一、 UI自动化测试--自动推荐segmentfault的热门文章到掘金

1. 废话不多说,先上动图/视频看效果

GIF图片比较大,如果不能加载成功,也可以到微博看下录制的视频 http://weibo.com/tv/v/FiHMz7dcq?fid=1034:dcc08a8eee118263f6071fb6fafcc9a9

2. 开始介绍,第一步,爬取 segmentfault 前30篇热门文章

  • 跳转到https://segmentfault.com/news/frontend
  • 接着分析SF首页的Dom结构,爬取每篇文章的链接
  • 然后取出每篇文章最重要的 href,title 等信息
  • 具体代码如下:
    await page.goto('https://segmentfault.com/news/frontend')

    var SfFeArticleList = await page.evaluate(() => {
        var list = [...document.querySelectorAll('.news__list .news__item-title a')]
        return list.map(el => {
            return {href: el.href.trim(), title: el.innerText}
        })
    })

    await page.screenshot({path: './sf-juejin/sf.png', type: 'png'});

3. 登录掘金 (这里我事先注册了个测试账号,大家可以替换成自己的)

  • 跳转到掘金,模拟点击登录按钮
  • 接着,会弹出一个的登录dialog,模拟输入用户名密码
  • 模拟点击登录,稍等....嗯...掘金应该把cookie写好了....
  • 代码如下:
      await page.goto('https://juejin.im')

      var login = await page.$('.login')
      await login.click()

      var loginPhoneOrEmail = await page.$('[name=loginPhoneOrEmail]')
      await loginPhoneOrEmail.click()
      await page.type('[email protected]', {delay: 20})

      var password = await page.$('[placeholder=请输入密码]')
      await password.click()
      await page.type('123456', {delay: 20})

      var authLogin = await page.$('.panel .btn')
      await authLogin.click()

4.推荐文章(使用第一步从SF爬取的文章信息)

  • 模拟点击推荐文章 按钮 “+”
  • 这时从SF拿到的文章信息就派上用场了,随机取出一篇: Math.floor(Math.random() * 30)
  • 模拟填写推荐表单,点击发布
  • 嗯,有时会提示该文章已被分享,那就换一篇吧,再执行一次。
  • 代码如下
      var seed = Math.floor(Math.random() * 30)
      var theArtile = SfFeArticleList[seed]
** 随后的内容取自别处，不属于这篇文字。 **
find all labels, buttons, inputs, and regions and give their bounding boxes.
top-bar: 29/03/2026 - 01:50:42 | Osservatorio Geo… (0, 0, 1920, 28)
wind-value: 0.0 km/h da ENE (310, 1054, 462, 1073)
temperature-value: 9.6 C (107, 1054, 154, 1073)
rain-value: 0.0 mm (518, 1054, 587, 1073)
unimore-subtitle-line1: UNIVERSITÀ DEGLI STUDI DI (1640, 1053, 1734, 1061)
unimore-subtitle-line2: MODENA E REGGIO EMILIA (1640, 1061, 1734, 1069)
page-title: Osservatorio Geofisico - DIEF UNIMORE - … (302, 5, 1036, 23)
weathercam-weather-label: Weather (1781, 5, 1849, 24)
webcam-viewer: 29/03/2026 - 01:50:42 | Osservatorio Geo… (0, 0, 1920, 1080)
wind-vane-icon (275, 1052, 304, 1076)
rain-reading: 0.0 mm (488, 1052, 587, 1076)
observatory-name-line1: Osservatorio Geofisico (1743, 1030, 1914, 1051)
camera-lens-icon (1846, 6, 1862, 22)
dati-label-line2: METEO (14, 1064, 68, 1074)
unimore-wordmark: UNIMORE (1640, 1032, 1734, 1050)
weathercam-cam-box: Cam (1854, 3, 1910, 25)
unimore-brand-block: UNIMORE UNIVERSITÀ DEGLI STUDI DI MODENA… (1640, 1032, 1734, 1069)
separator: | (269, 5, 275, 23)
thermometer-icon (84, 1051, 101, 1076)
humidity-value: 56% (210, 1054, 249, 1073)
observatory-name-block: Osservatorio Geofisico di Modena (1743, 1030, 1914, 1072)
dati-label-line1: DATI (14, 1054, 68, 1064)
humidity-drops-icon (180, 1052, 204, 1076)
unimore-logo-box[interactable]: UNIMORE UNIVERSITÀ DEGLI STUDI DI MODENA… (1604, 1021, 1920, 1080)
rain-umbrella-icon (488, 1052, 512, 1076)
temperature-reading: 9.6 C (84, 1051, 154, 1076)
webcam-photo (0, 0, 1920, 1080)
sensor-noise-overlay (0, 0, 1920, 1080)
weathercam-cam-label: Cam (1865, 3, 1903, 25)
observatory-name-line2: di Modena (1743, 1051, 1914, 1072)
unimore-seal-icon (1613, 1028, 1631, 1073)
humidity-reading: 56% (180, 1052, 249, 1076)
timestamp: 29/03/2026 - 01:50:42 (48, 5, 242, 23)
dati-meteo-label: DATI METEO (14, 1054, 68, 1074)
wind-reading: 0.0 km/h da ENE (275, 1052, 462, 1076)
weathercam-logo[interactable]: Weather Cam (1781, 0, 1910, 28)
      var add = await page.$('.main-nav .ion-android-add')
      await add.click()

      var shareUrl = await page.$('.entry-form-input .url-input')
      await shareUrl.click()
      await page.type(theArtile.href, {delay: 20})

      await page.press('Tab')
      await page.type(theArtile.title, {delay: 20})

      await page.press('Tab')
      await page.type(theArtile.title, {delay: 20})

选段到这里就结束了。